This is one of the very first books I read in 2015, and it had a huge impact on me. It's one of the ones that I remember exactly where I was an how I felt when I read it. I was sitting on the train, commuting into my co-op placement in Toronto. It was 7 am, and I just remember sitting there, engrossed, because I'd never read something that expressed how I felt about abortion so well before.
I'm childfree. This isn't something that is terribly well accepted, especially since I knew this in my early twenties. One of the very few regrets in my life is that I had a panic attack about being put under aesthetic the first time I was set up to get a tubal. (I'm still convinced the doctor walked me into that operating room to intimidate me out of it. It worked, but not the way she expected.) A few months before I read Pollitt's book, I'd worked through my fears of being put under and got the Essure procedure. It's one of the best decisions I've ever made. So, obviously, reproductive rights are something very close to my heart.
Before this book, I'd never come across something that was as assertive and unequivocal about it. The option to get a safe and legal abortion is fundamental. While for some women it's a traumatic experience, for others (and I'd be in this camp) it ranges from no big deal to a profound relief. The modern discourse, even among feminist reproductive rights activists, is that abortions have to somehow still be a trauma - something that hurts us to get. That isn't a universal feeling, and I'd never seen it expressed before. It's a medical procedure, just like any other.

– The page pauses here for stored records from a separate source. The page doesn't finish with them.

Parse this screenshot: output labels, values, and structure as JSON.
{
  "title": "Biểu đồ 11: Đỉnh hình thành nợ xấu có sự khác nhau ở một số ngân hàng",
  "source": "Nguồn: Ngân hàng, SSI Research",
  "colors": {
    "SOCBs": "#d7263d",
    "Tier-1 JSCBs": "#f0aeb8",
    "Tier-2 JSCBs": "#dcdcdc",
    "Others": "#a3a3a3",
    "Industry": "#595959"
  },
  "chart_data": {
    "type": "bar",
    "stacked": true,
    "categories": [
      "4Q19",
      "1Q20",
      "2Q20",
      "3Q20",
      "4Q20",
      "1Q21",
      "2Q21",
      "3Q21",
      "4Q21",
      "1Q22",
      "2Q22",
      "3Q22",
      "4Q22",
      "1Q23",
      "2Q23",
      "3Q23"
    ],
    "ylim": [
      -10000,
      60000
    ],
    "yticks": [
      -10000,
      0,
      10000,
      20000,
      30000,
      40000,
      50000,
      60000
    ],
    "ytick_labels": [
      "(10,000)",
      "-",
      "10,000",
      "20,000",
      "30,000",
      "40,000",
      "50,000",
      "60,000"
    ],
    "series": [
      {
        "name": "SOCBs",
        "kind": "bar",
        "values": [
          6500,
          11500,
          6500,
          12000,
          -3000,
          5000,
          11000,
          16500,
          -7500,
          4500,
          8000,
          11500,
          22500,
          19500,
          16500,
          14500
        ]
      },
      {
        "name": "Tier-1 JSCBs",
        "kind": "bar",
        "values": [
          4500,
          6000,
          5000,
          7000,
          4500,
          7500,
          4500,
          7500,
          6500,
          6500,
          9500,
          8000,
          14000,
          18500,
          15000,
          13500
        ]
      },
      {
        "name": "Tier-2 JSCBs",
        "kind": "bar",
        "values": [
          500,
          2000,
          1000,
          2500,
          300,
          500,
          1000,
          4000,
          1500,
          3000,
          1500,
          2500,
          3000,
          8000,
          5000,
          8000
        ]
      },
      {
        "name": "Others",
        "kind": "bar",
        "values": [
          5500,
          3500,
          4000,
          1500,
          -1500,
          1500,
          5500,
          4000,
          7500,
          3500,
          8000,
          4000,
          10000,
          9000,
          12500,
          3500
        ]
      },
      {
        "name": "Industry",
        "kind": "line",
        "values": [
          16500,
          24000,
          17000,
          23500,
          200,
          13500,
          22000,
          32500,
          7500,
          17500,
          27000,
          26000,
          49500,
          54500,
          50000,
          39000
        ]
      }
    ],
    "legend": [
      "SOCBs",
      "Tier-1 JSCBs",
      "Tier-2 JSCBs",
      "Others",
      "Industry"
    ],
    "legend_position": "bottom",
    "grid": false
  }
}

Pollitt also does not shy away from issues of race, social class, queerness, and social control. The fight for the right to control our bodies is not happening in a vacuum. It is crucial that we retake the movement and re-frame it. We're not apologetically asking for this right, as long as we feel appropriately guilty about it afterwards. The right to an abortion should not have any moral strings attached, and I refuse to feel guilty for stating that if I ever got pregnant I would abort. I am not ashamed of that, and I'm not a monster for it, despite what both "pro-life" and many pro-choice people would have me think.
And I have never, ever seen those feelings expressed before in a book. It was astonishing. I felt like I was highlighting every other paragraph in the book. I remembering clutching my tablet in astonishment and wanting to exclaim every time I came across a point that made so much sense. In this book, Pollitt has written a call to action. Her polemic tone is strong:
I had no idea I wasn't the only one who knew, deep down, that an abortion would be the end to an absolute nightmare if I got pregnant. I refuse to feel ashamed for demanding the right to be in control of my own body, and I'm so grateful I found this book to reassure me that I'm not alone.
Story (60%): This book had a heavy emphasis on the story appeal element for me. I was totally drawn into the arguments that Pollitt put forth - starting with a chapter titled Reclaiming Abortion; going through the key issues of what American actually think about abortion; defining what a person is, and if women are then viewed as people; outlining six myths about abortion and, from these, looking at what abortion opponents are actually opposed to; asking if there can be a compromise on the issue of abortion; and culminating in a chapter titled Reframing Motherhood. Pollitt takes the reader through a thorough and unflinching dissection of what is actually happening in the context of the "abortion debate" in the US and builds up to her final chapter that validates motherhood (and the choice to not go down that road). I couldn't put the book down until I reached the end.
Character (40%): That being said, the book also resonated with me from a character appeal element. While this is not as cut and dry as evaluating character in fiction works, as there is no one person that the work is about, the work is about people just like me. I see myself so strongly in the issues and arguments that Pollitt weaves together.
Neither language nor setting were part of the appeal for me of this work. It is US-centric, and I am used to reading works like this that do not speak directly to my Canadian experiences. Additionally, the style Pollitt writes in, while engaging, was not something that either stood out nor was especially off-putting.